Through her research, Goldstein has found that — contrary to what economists and political scientists have long believed — the idea that multilateral deals are negotiated to the benefit of all member countries is false.

Advanced countries tend to dictate terms to their own advantage to an extent scholars were unaware of until a few years ago, when Goldstein helped collect and digitize newly declassified documents on the origins the General Agreement on Tariffs and Trade.

After studying the behind-the-scenes jockeying that led to GATT’s formation in 1947, Goldstein has concluded that the negotiations were, in reality, strikingly bilateral in nature.

“The benefits went mainly to big countries,” says Goldstein, who has recently co-authored a report, “Opening Markets: Rules, Norms and Bargaining in Trade Treaties,” detailing her findings. “For third-party nations that were supposed to benefit without kicking anything in, there was no free lunch.”

Trade negotiations are highly secretive and their details rarely disclosed, even after the fact.

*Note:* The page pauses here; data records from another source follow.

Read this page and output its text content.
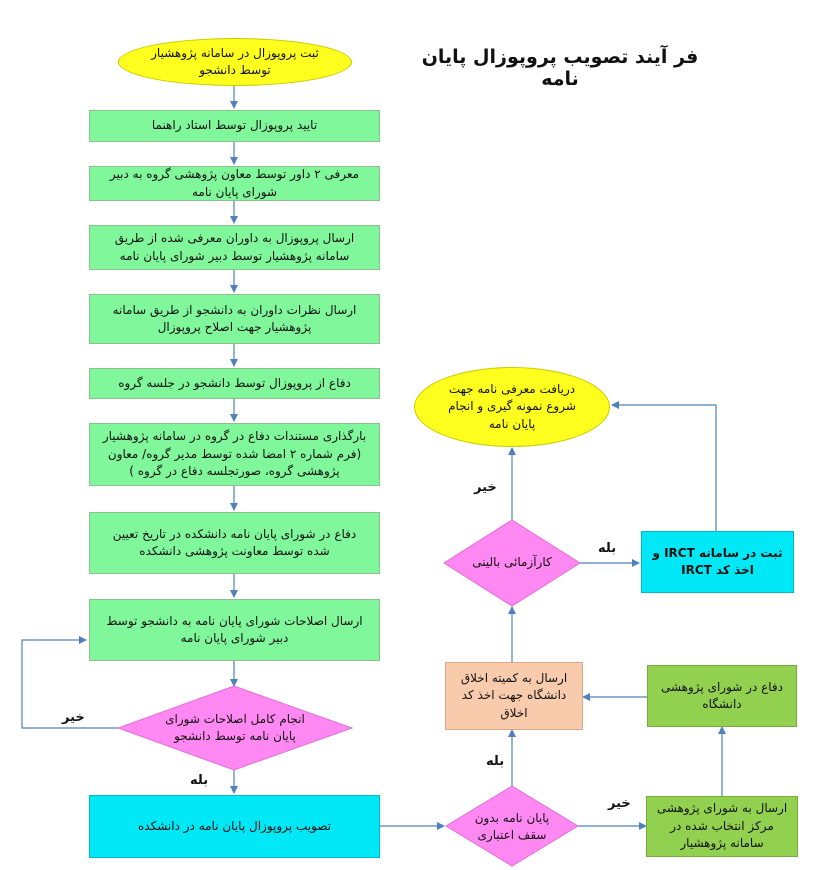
فر آیند تصویب پروپوزال پایان نامه
ثبت پروپوزال در سامانه پژوهشیار توسط دانشجو
تایید پروپوزال توسط استاد راهنما
معرفی ۲ داور توسط معاون پژوهشی گروه به دبیر شورای پایان نامه
ارسال پروپوزال به داوران معرفی شده از طریق سامانه پژوهشیار توسط دبیر شورای پایان نامه
ارسال نظرات داوران به دانشجو از طریق سامانه پژوهشیار جهت اصلاح پروپوزال
دفاع از پروپوزال توسط دانشجو در جلسه گروه
بارگذاری مستندات دفاع در گروه در سامانه پژوهشیار (فرم شماره ۲ امضا شده توسط مدیر گروه/ معاون پژوهشی گروه، صورتجلسه دفاع در گروه )
دفاع در شورای پایان نامه دانشکده در تاریخ تعیین شده توسط معاونت پژوهشی دانشکده
ارسال اصلاحات شورای پایان نامه به دانشجو توسط دبیر شورای پایان نامه
انجام کامل اصلاحات شورای پایان نامه توسط دانشجو
تصویب پروپوزال پایان نامه در دانشکده
پایان نامه بدون سقف اعتباری
ارسال به شورای پژوهشی مرکز انتخاب شده در سامانه پژوهشیار
دفاع در شورای پژوهشی دانشگاه
ارسال به کمیته اخلاق دانشگاه جهت اخذ کد اخلاق
کارآزمائی بالینی
ثبت در سامانه IRCT و اخذ کد IRCT
دریافت معرفی نامه جهت شروع نمونه گیری و انجام پایان نامه
خیر
بله
بله
خیر
خیر
بله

The insights into those early GATT negotiations offer invaluable lessons into the dynamics that shape trade treaties.

“The mechanisms behind trade deals are imperfect,” says Goldstein. “Having such great historical detail about how individuals, people and nations fundamentally interact with each other is very rare and tells us that how trade treaties in multilateral settings have been done hasn’t worked very well.” In the last two decades, bilateral trade pacts have been on the rise. There are now roughly 500 of them.

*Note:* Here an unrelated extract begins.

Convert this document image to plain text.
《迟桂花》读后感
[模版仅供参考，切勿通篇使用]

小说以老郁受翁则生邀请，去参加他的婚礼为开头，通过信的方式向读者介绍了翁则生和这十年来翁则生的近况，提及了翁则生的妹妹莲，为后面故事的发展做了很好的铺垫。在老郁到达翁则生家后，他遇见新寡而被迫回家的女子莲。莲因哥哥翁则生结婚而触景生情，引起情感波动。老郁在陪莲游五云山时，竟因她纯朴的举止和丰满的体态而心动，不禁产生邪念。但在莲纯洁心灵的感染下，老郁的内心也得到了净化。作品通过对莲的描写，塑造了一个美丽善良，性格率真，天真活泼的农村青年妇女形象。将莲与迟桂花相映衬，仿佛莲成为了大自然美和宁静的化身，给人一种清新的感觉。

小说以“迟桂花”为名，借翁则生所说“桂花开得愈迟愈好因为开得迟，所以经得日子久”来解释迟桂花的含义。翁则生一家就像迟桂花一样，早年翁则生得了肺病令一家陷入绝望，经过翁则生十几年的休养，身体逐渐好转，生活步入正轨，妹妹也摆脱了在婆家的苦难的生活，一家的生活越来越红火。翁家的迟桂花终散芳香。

For more than three decades, Goldstein has been fascinated by trade politics — primarily, why leaders think that opening or closing trade borders is good or bad at any particular moment in time and the arguments they use to enact and enforce trade laws.

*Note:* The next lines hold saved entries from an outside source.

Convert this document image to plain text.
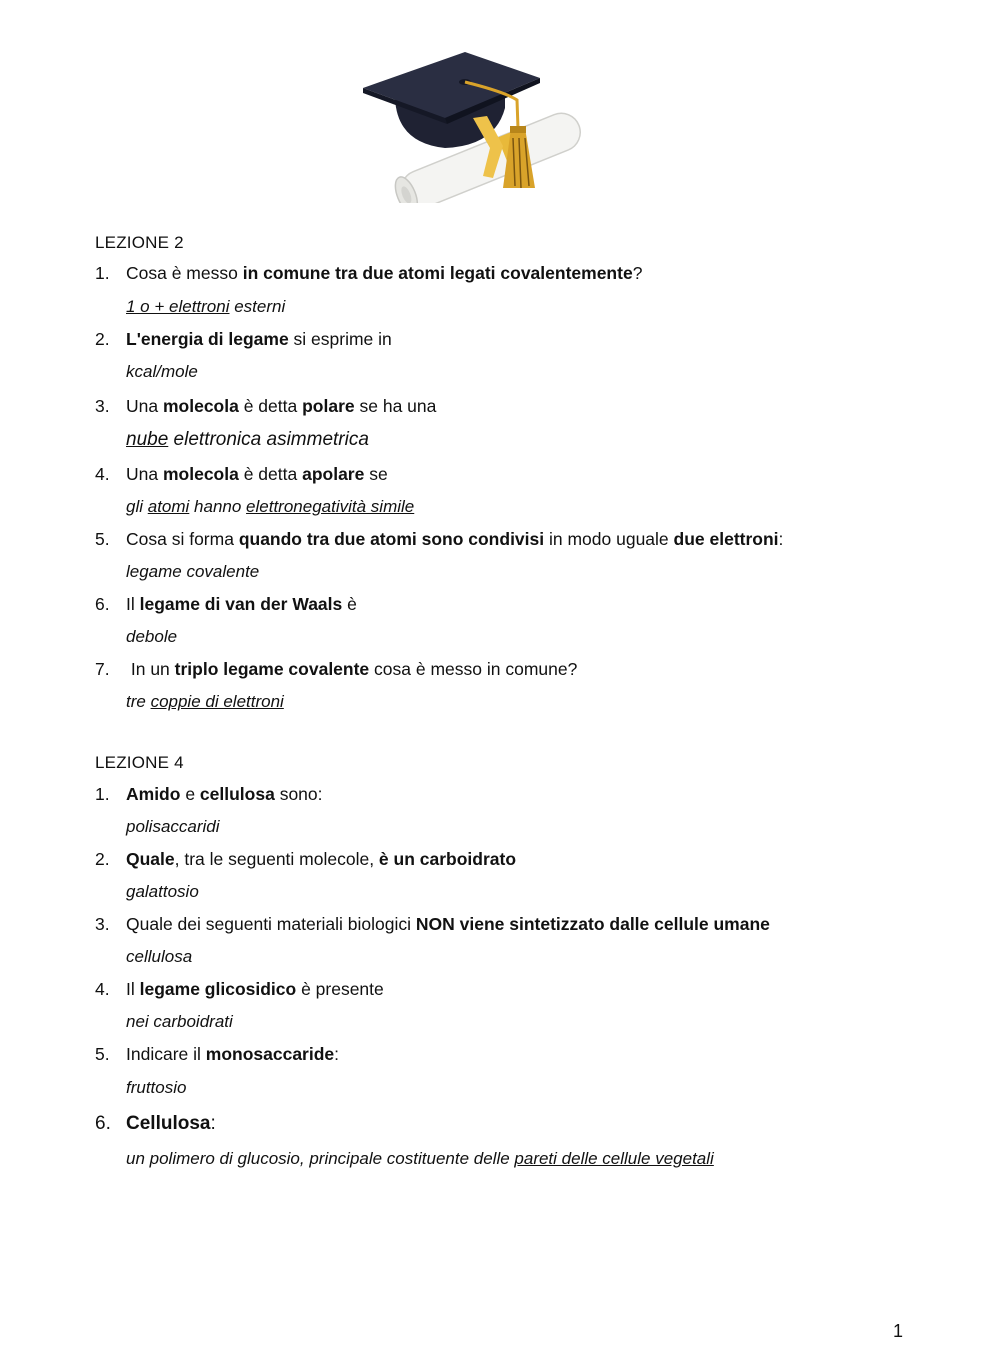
LEZIONE 2
1. Cosa è messo in comune tra due atomi legati covalentemente?
1 o + elettroni esterni
2. L'energia di legame si esprime in
kcal/mole
3. Una molecola è detta polare se ha una
nube elettronica asimmetrica
4. Una molecola è detta apolare se
gli atomi hanno elettronegatività simile
5. Cosa si forma quando tra due atomi sono condivisi in modo uguale due elettroni:
legame covalente
6. Il legame di van der Waals è
debole
7. In un triplo legame covalente cosa è messo in comune?
tre coppie di elettroni
LEZIONE 4
1. Amido e cellulosa sono:
polisaccaridi
2. Quale, tra le seguenti molecole, è un carboidrato
galattosio
3. Quale dei seguenti materiali biologici NON viene sintetizzato dalle cellule umane
cellulosa
4. Il legame glicosidico è presente
nei carboidrati
5. Indicare il monosaccaride:
fruttosio
6. Cellulosa:
un polimero di glucosio, principale costituente delle pareti delle cellule vegetali
1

She’s found that, from at least the 1820s on, political attitudes have fallen into three categories: open trade is good; open trade is bad because it enables other countries to cheat; or, open trade is neither good nor bad as long as it redistributes wealth to the less fortunate.

Goldstein has authored, co-authored and edited six books, including Transatlantic Perspectives on Diplomacy and Diversity in 2015 and The Evolution of the Trade Machine: Politics, Law, and Economics of the GATT and the WTO. Since 2007, she has also been running a public opinion poll reflecting the views of 6,000 Americans on trade, immigration and other foreign policy issues.

After earning a Masters in international affairs from Columbia and a PhD in political science from UCLA, Goldstein joined Stanford’s faculty full-time in 1981. She has led the university’s political science department since 2014.

To Goldstein, GATT was far more effective at promoting global trade than the WTO. Unlike its successor, GATT was largely member-driven: Rules were intentionally ambiguous so as to allow countries to balance competing interests at home with their commitment to trade liberalization.

The WTO offers no such flexibility, she says. Its mandates are more specific, stricter and require that all member nations comply or risk landing in court. In the face of potentially severe repercussions, countries have become reluctant to strike deals. The WTO has yet to produce a single trade agreement.

Even so, Goldstein believes its future lies in its judicial role. To that end, she believes that the organization’s track record to date in holding members accountable when they cheat that has prevented trade wars from erupting even as countries have become more protectionist.

“The WTO is acting more as insurance” against outbreaks of trade disputes, says Goldstein. It will survive — but, just like the ideology behind multiculturalism, not in the way originally envisioned.